Recently, local financial services company Cirrus Capital produced a chart showing that, at current rates, Namibia will only reach its target for COVID-19 vaccinations (1 478 756 people or approximately 60% of the population) midway through 2026.
This extremely sluggish vaccination rate means that Namibia will have little protection against a potentially damaging fourth wave of the disease, which some have forecast will hit the country before the end of the year. Those of us who have lost friends and family during the third wave know just how awful this prospect is.
While vaccinations do not eradicate the spread of COVID-19, they have been shown to significantly reduce the number of people falling seriously ill and dying from the disease. Reaching the 60% vaccination target as soon as possible is the surest way of limiting the impacts of future COVID waves. The health benefits of vaccinations are already obvious but vaccinating most of the adult population is also crucial to Namibia’s economic recovery. For example, the foreign tourist market will only return once Namibia is seen to have the virus under control and the majority of people working in the tourism sector are vaccinated. A prolonged and faltering vaccination roll-out will undermine any hope of economic revival – leading to greater unemployment and poverty.
While the vaccination programme should remain voluntary, a cash incentive that gives new impetus to the campaign would have enormous benefits for Namibia.
The idea of linking cash transfers to vaccination drives is not new. Brazil’s much-praised Bolsa Familia programme, seen as a forerunner of the Basic Income Grant concept, has for the past 18 years rewarded families whose children are vaccinated and in school. Similar social protection schemes in Mexico and Nicaragua have provided financial subsidies to poor families in exchange for school attendance and preventive health actions including regular checks at clinics and vaccinations.
Carrots over sticks
From early this year, COVID-19 vaccination incentives have been offered around the world. Serbia provided a once-off payment of 25 euros to anyone who received a jab before the end of May. The city of New York is now offering US$100 per dose. Other countries and states have been giving away gift vouchers (various US states), Uber rides (Lebanon), takeaway meals (UK), and organising lotteries with lucrative prizes that only the vaccinated can enter (Cambodia and California). Washington state in the US even went as far as giving away marijuana in a ‘joints for jabs’ promotion.

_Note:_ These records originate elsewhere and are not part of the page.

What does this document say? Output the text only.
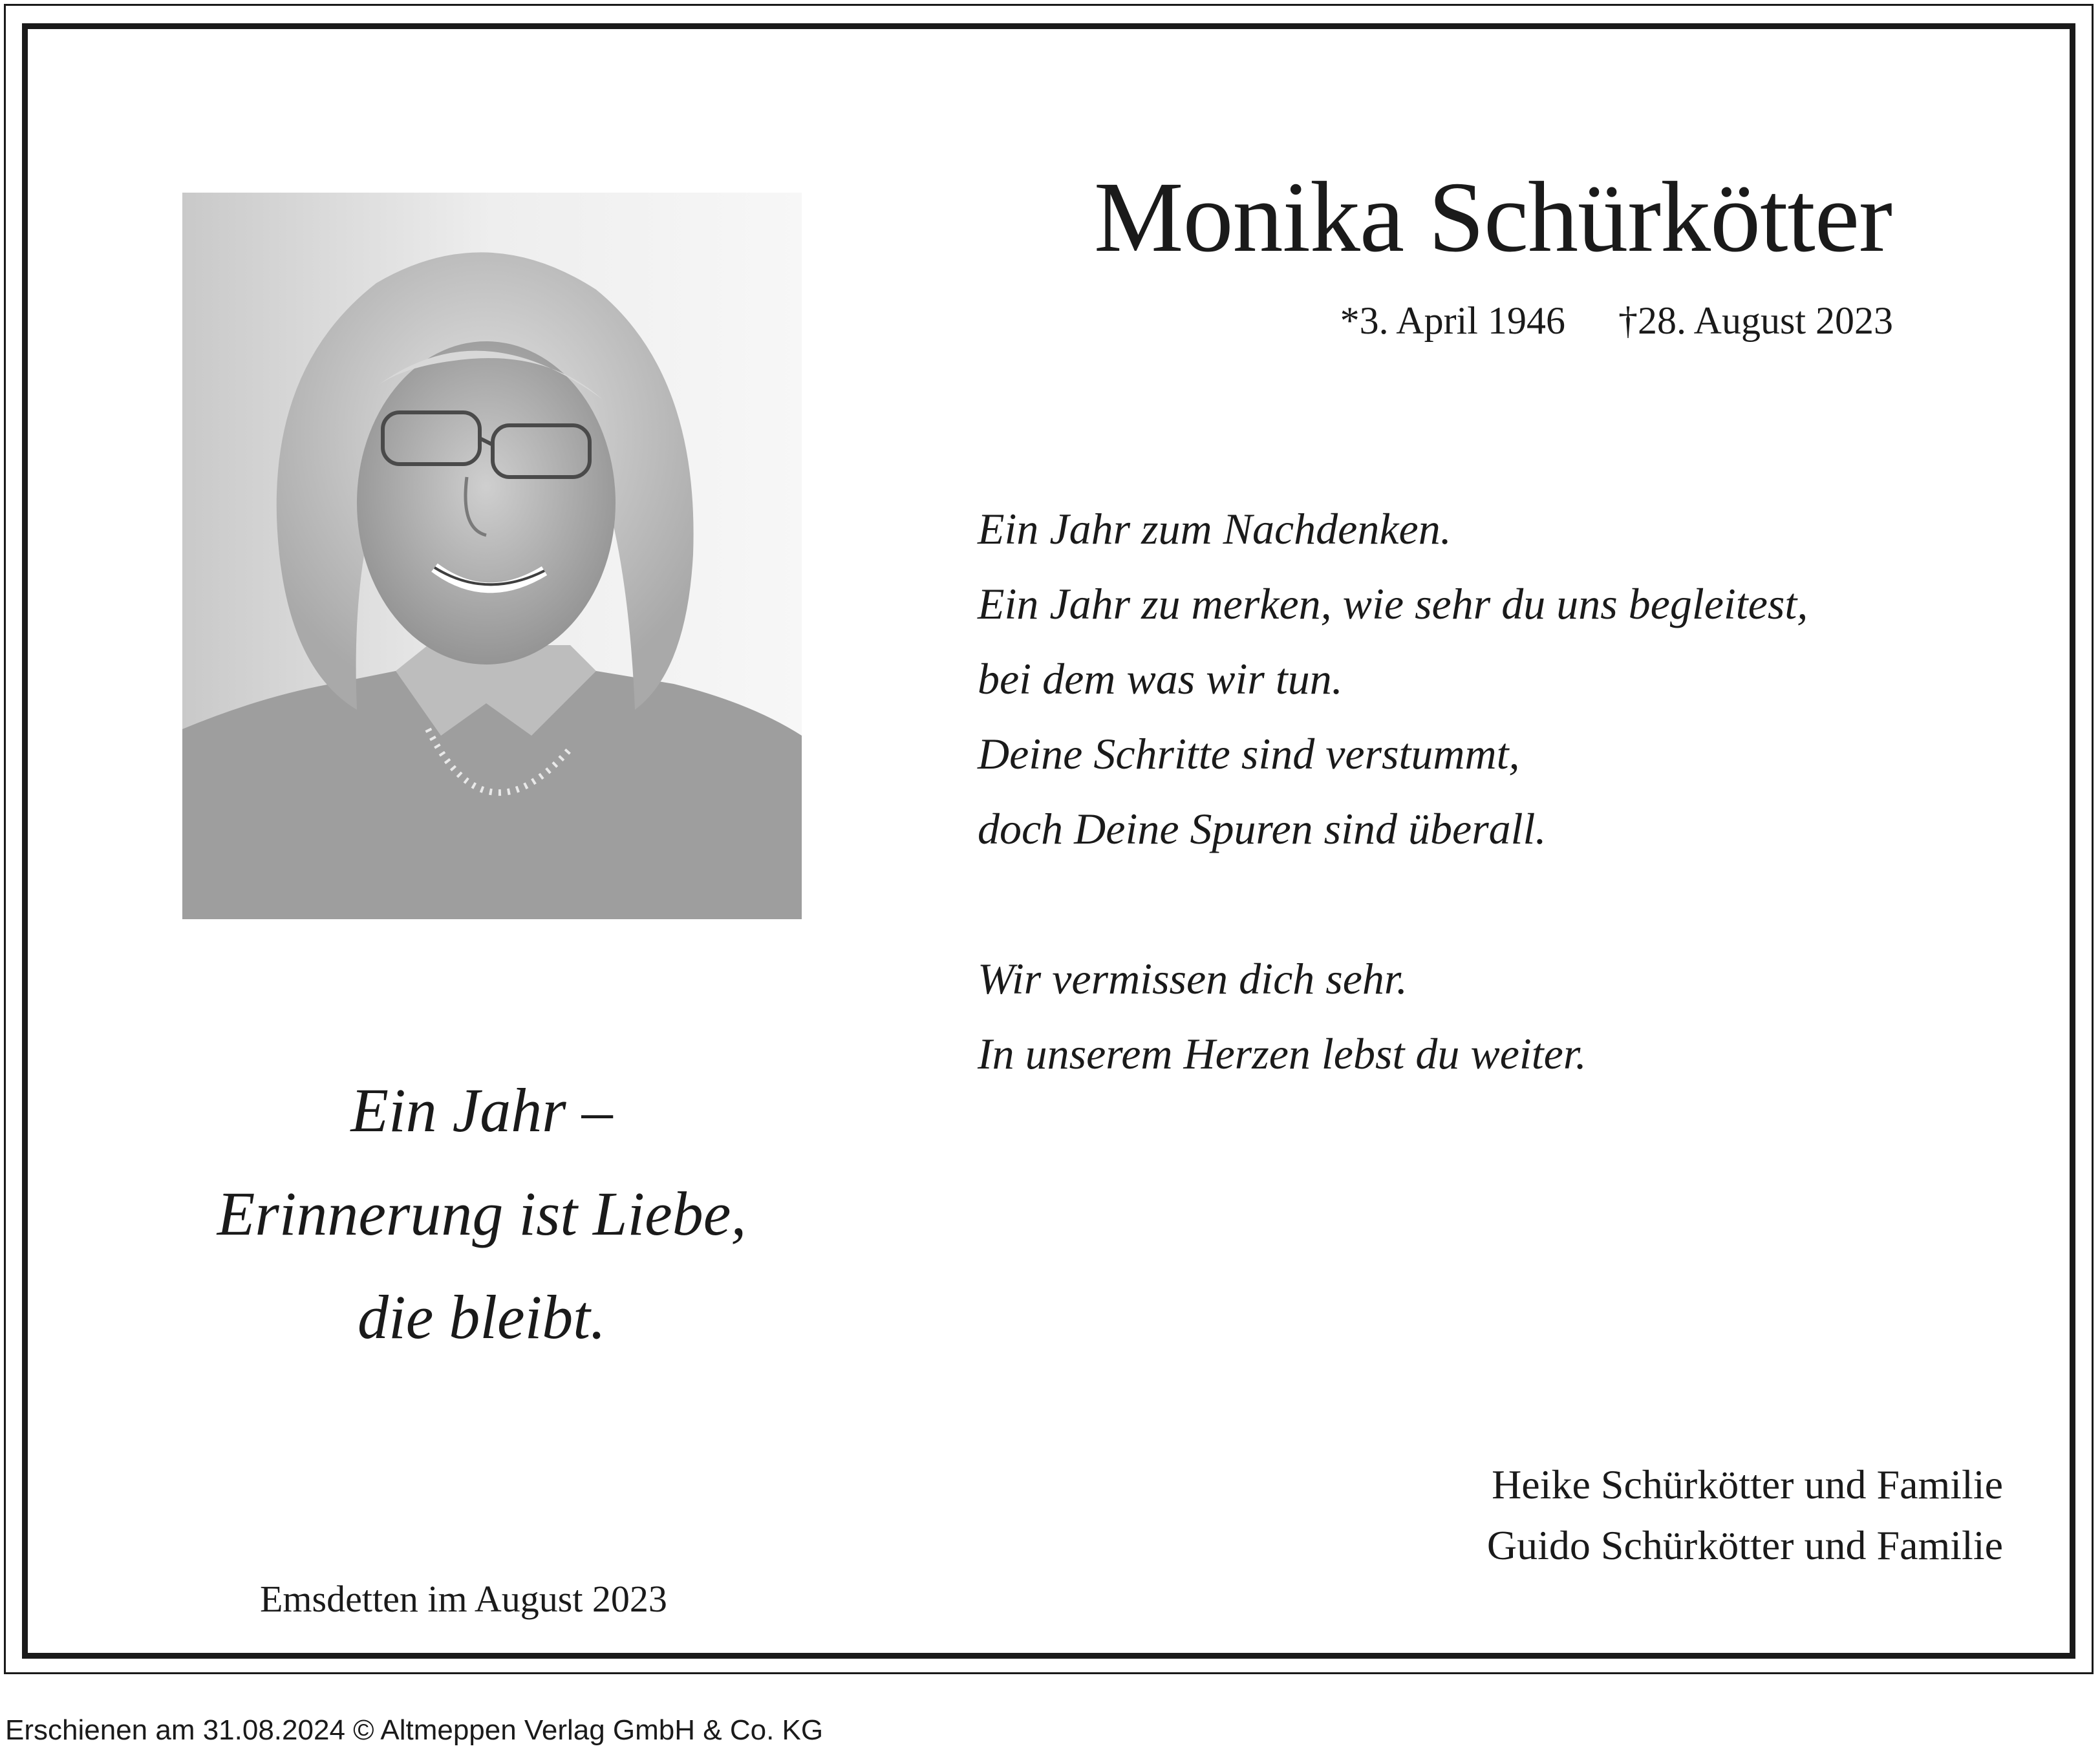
Monika Schürkötter
*3. April 1946 †28. August 2023
Ein Jahr zum Nachdenken.
Ein Jahr zu merken, wie sehr du uns begleitest,
bei dem was wir tun.
Deine Schritte sind verstummt,
doch Deine Spuren sind überall.
Wir vermissen dich sehr.
In unserem Herzen lebst du weiter.
Ein Jahr –
Erinnerung ist Liebe,
die bleibt.
Heike Schürkötter und Familie
Guido Schürkötter und Familie
Emsdetten im August 2023
Erschienen am 31.08.2024 © Altmeppen Verlag GmbH & Co. KG
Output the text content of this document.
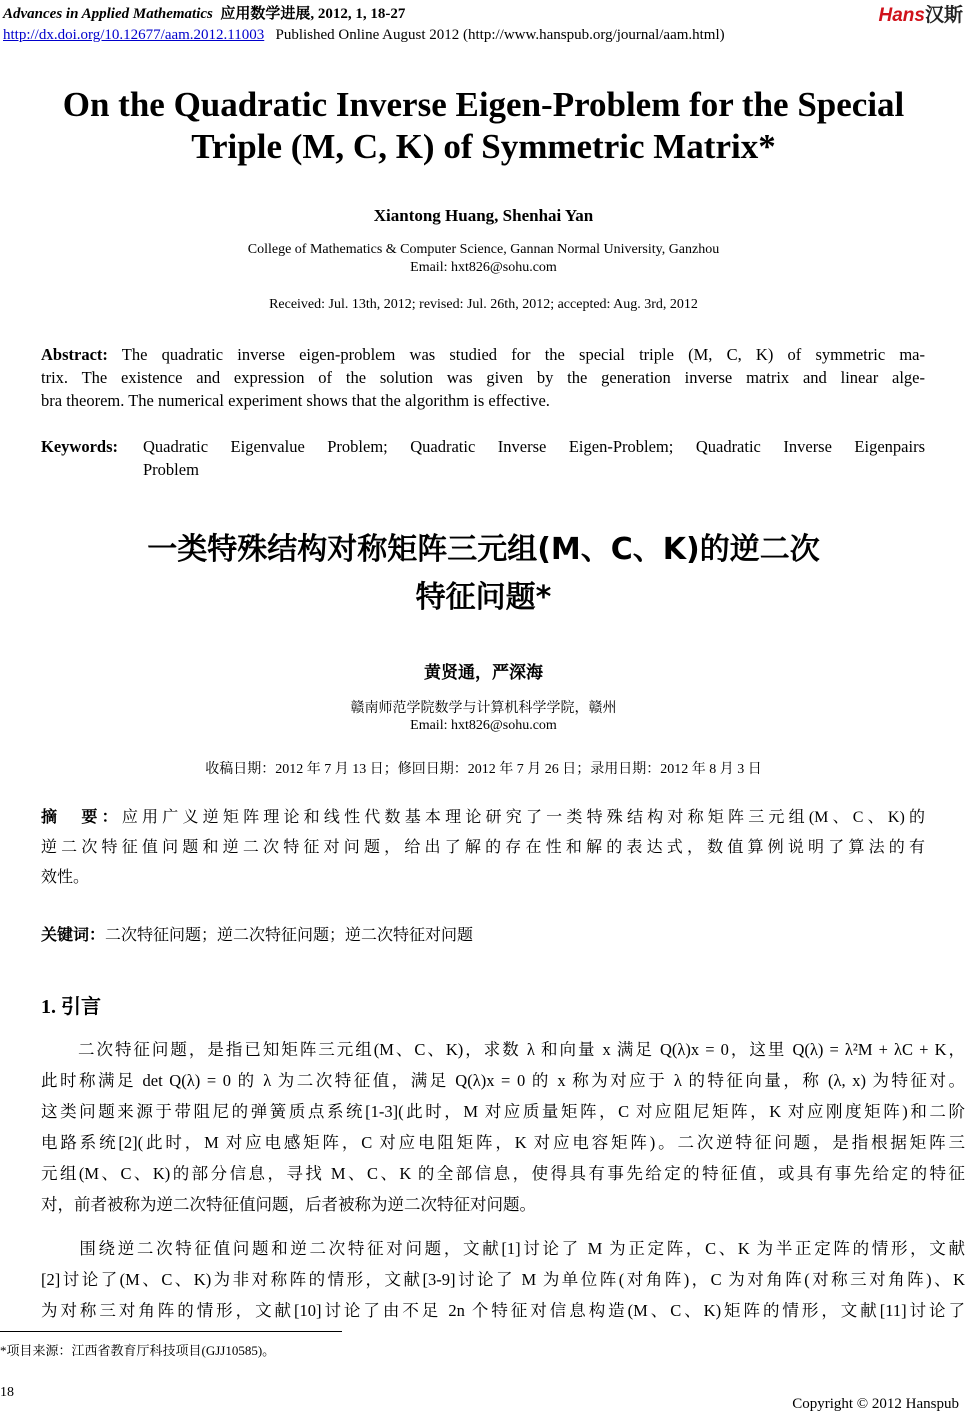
Advances in Applied Mathematics 应用数学进展, 2012, 1, 18-27
http://dx.doi.org/10.12677/aam.2012.11003 Published Online August 2012 (http://www.hanspub.org/journal/aam.html)
Hans汉斯
On the Quadratic Inverse Eigen-Problem for the Special
Triple (M, C, K) of Symmetric Matrix*
Xiantong Huang, Shenhai Yan
College of Mathematics & Computer Science, Gannan Normal University, Ganzhou
Email: hxt826@sohu.com
Received: Jul. 13th, 2012; revised: Jul. 26th, 2012; accepted: Aug. 3rd, 2012
Abstract: The quadratic inverse eigen-problem was studied for the special triple (M, C, K) of symmetric ma-
trix. The existence and expression of the solution was given by the generation inverse matrix and linear alge-
bra theorem. The numerical experiment shows that the algorithm is effective.
Keywords:	Quadratic Eigenvalue Problem; Quadratic Inverse Eigen-Problem; Quadratic Inverse Eigenpairs
Problem
一类特殊结构对称矩阵三元组(M、C、K)的逆二次
特征问题*
黄贤通，严深海
赣南师范学院数学与计算机科学学院，赣州
Email: hxt826@sohu.com
收稿日期：2012 年 7 月 13 日；修回日期：2012 年 7 月 26 日；录用日期：2012 年 8 月 3 日
摘　要：应用广义逆矩阵理论和线性代数基本理论研究了一类特殊结构对称矩阵三元组(M、C、K)的
逆二次特征值问题和逆二次特征对问题，给出了解的存在性和解的表达式，数值算例说明了算法的有
效性。
关键词：二次特征问题；逆二次特征问题；逆二次特征对问题
1. 引言
　　二次特征问题，是指已知矩阵三元组(M、C、K)，求数 λ 和向量 x 满足 Q(λ)x = 0，这里 Q(λ) = λ²M + λC + K，
此时称满足 det Q(λ) = 0 的 λ 为二次特征值，满足 Q(λ)x = 0 的 x 称为对应于 λ 的特征向量，称 (λ, x) 为特征对。
这类问题来源于带阻尼的弹簧质点系统[1-3](此时，M 对应质量矩阵，C 对应阻尼矩阵，K 对应刚度矩阵)和二阶
电路系统[2](此时，M 对应电感矩阵，C 对应电阻矩阵，K 对应电容矩阵)。二次逆特征问题，是指根据矩阵三
元组(M、C、K)的部分信息，寻找 M、C、K 的全部信息，使得具有事先给定的特征值，或具有事先给定的特征
对，前者被称为逆二次特征值问题，后者被称为逆二次特征对问题。
　　围绕逆二次特征值问题和逆二次特征对问题，文献[1]讨论了 M 为正定阵，C、K 为半正定阵的情形，文献
[2]讨论了(M、C、K)为非对称阵的情形，文献[3-9]讨论了 M 为单位阵(对角阵)，C 为对角阵(对称三对角阵)、K
为对称三对角阵的情形，文献[10]讨论了由不足 2n 个特征对信息构造(M、C、K)矩阵的情形，文献[11]讨论了
*项目来源：江西省教育厅科技项目(GJJ10585)。
18
Copyright © 2012 Hanspub
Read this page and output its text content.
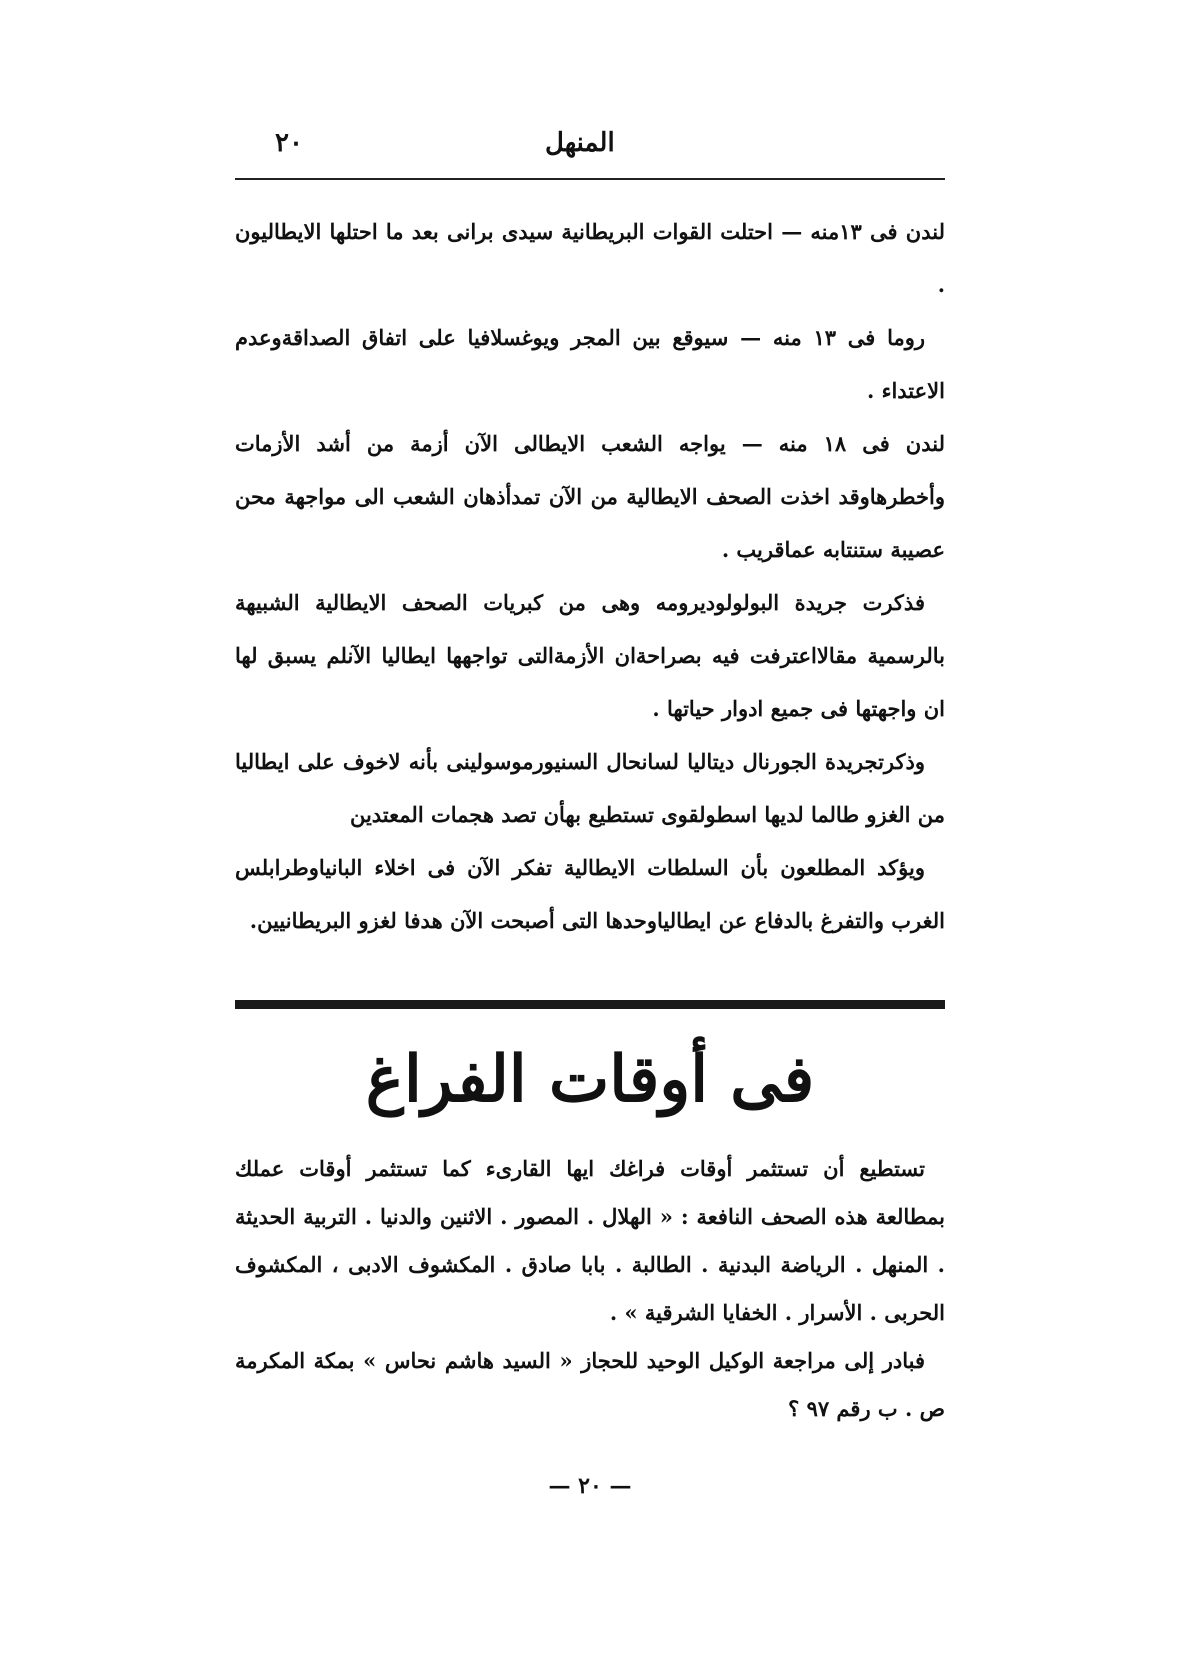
المنهل
٢٠

لندن فى ١٣منه — احتلت القوات البريطانية سيدى برانى بعد ما احتلها الايطاليون .

روما فى ١٣ منه — سيوقع بين المجر ويوغسلافيا على اتفاق الصداقةوعدم الاعتداء .

لندن فى ١٨ منه — يواجه الشعب الايطالى الآن أزمة من أشد الأزمات وأخطرهاوقد اخذت الصحف الايطالية من الآن تمدأذهان الشعب الى مواجهة محن عصيبة ستنتابه عماقريب .

فذكرت جريدة البولولوديرومه وهى من كبريات الصحف الايطالية الشبيهة بالرسمية مقالااعترفت فيه بصراحةان الأزمةالتى تواجهها ايطاليا الآنلم يسبق لها ان واجهتها فى جميع ادوار حياتها .

وذكرتجريدة الجورنال ديتاليا لسانحال السنيورموسولينى بأنه لاخوف على ايطاليا من الغزو طالما لديها اسطولقوى تستطيع بهأن تصد هجمات المعتدين

ويؤكد المطلعون بأن السلطات الايطالية تفكر الآن فى اخلاء البانياوطرابلس الغرب والتفرغ بالدفاع عن ايطالياوحدها التى أصبحت الآن هدفا لغزو البريطانيين.

فى أوقات الفراغ

تستطيع أن تستثمر أوقات فراغك ايها القارىء كما تستثمر أوقات عملك بمطالعة هذه الصحف النافعة : « الهلال . المصور . الاثنين والدنيا . التربية الحديثة . المنهل . الرياضة البدنية . الطالبة . بابا صادق . المكشوف الادبى ، المكشوف الحربى . الأسرار . الخفايا الشرقية » .

فبادر إلى مراجعة الوكيل الوحيد للحجاز « السيد هاشم نحاس » بمكة المكرمة ص . ب رقم ٩٧ ؟

— ٢٠ —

In terms of medical ethics and civil liberties, inducements and nudges that clearly produce health benefits are seen as far preferable to compulsory orders backed by the threat of hefty fines. The heart of any vaccination drive should remain public education about the health advantages of getting jabbed. Those who had the foresight to take early action and already got themselves vaccinated should also be included in the payments.
Although the supply of vaccines to Namibia has so far been unreliable, there is the prospect of several hundred thousand doses arriving in the next few months via donations from Germany and the US as well as from the Covax facility and the African Vaccine Acquisition Task Team.
This scenario creates the opportunity for a concerted multi-sectoral vaccine campaign linked to incentives. It would cost Namibia in the region of N$1.5 billion to reach the target of 1.5 million of the adult population if each fully vaccinated person were to receive N$1,000. This would be an undoubted strain on an already under-pressure fiscus but the gains for the health and the economy of the nation would justify such an outlay. Such expenditure in terms of welfare is not unprecedented. In comparison, government spent N$576 million in 2020 on paying 769 000 Namibians the once-off Emergency Income Grant (EIG) of N$750.
Private sector role
There are various ways in which an incentives programme could be modified to lower costs. For example, if there are enough vaccine doses in the country, the N$1 000 grant could be given to all those who are fully vaccinated by a certain date – say before the end of 2021. In addition, the private sector – especially the banks and finance houses (several of which have already vigorously backed the vaccination roll-out through advertising and social media campaigns) – could be asked to cover part of the costs. Any business that would gain from the revival of the economy should be willing to back a national vaccination fund. To boost vaccination rates, government could offer bonuses or extra leave days to civil servants, while private companies could also reward employees who are vaccinated.
Government has already shown with the EIG in 2020 that it has the capacity to be innovative when finding cost-effective and speedy ways of distributing cash grants. The best brains in the public service and the private sector can surely come together to devise a successful, incentivised vaccination programme.
A ‘cash-for-jabs’ campaign may seem expensive in the short-term but would be an investment that can reap massive returns in terms of health benefits and economic renewal for the country.
The author, Graham Hopwood, is the Executive Director of the Institute for Public Policy Research (IPPR).